Um, .25 lbs fuel/pound thrust/hour? Maybe I am Rip Van Winkle and haven’t read AvWeek in 20 years, but I thought that the low .5’s would be an achievement, given the laws of Thermodynamics. Have engines improved that much? I kind of doubt it.
The other thing about jet engines of all kinds is that they are like the pokey un-altitude compensated un-turbo piston engine on your lower-end general-aviation craft. A professor at Caltech once explained this all to me — that the thrust rating diminishes with air density is how jet airplanes get such good cruise fuel economy because turbines notoriously are fuel hogs at reduced power otherwise.
Those thrust ratings are thrust at sea level, and they de-rate something fierce up into the flight levels. You are not going to get anywhere near 115,000 pounds thrust at FL380.
Ack, it ate my comment due to a cookie failure!

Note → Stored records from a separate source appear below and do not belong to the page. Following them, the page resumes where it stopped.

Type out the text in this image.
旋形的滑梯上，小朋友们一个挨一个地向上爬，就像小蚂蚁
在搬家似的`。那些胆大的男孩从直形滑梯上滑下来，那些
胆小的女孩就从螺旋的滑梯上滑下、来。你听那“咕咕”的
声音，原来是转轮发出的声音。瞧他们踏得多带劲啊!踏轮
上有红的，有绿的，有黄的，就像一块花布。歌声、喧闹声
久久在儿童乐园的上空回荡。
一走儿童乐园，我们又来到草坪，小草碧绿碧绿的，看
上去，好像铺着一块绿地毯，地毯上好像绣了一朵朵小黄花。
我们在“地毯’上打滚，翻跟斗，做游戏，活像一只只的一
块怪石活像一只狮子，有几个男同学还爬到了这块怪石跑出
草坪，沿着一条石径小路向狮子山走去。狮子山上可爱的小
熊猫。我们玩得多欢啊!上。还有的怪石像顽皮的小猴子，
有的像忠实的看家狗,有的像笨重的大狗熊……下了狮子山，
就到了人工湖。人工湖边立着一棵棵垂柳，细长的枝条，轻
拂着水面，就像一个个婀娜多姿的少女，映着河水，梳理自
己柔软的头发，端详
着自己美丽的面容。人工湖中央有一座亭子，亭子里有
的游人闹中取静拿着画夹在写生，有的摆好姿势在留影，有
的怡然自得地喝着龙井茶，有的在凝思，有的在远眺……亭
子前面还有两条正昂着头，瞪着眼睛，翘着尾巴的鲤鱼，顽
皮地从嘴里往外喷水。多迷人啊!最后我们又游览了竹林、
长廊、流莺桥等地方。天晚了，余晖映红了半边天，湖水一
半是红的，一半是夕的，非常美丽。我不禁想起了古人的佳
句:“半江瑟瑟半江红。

Anyway, 0.25 lbsm/lbf/hr is about what the newer engines produce, due to a much higher compression ratio and bypass ratio.
However, you’re definitely right about the decrease in thrust versus altitude. I totally forgot about that. *** Did I not say it was a napkin doodle?! ^_^ That part must’ve been obscured under a Guinness stain.
I crunched more numbers, and the system is still quite workable but the required number of engines goes up. There might be a major benefit to using a large afterburning supersonic turbofan like the P&W F135, which produced 50,000 lbs of thrust at sea level and has a much better power to weight ratio, though a much, much lower SFC.
Still, even up through Mach 2 these kinds of engine’s specific impulse won’t fall below 1,500, so it’s still much more efficient than a rocket and fully reusable. It would make an ideal design study for a NASA center, but unfortunatly it might somehow imply that the SLS isn’t the ideal solution.
I think human spaceflight is all they’re interested in and the satellite talk is just talk.. just like it was at Virigin Galactic. They’re building this system for a new market.. if you build it they will come.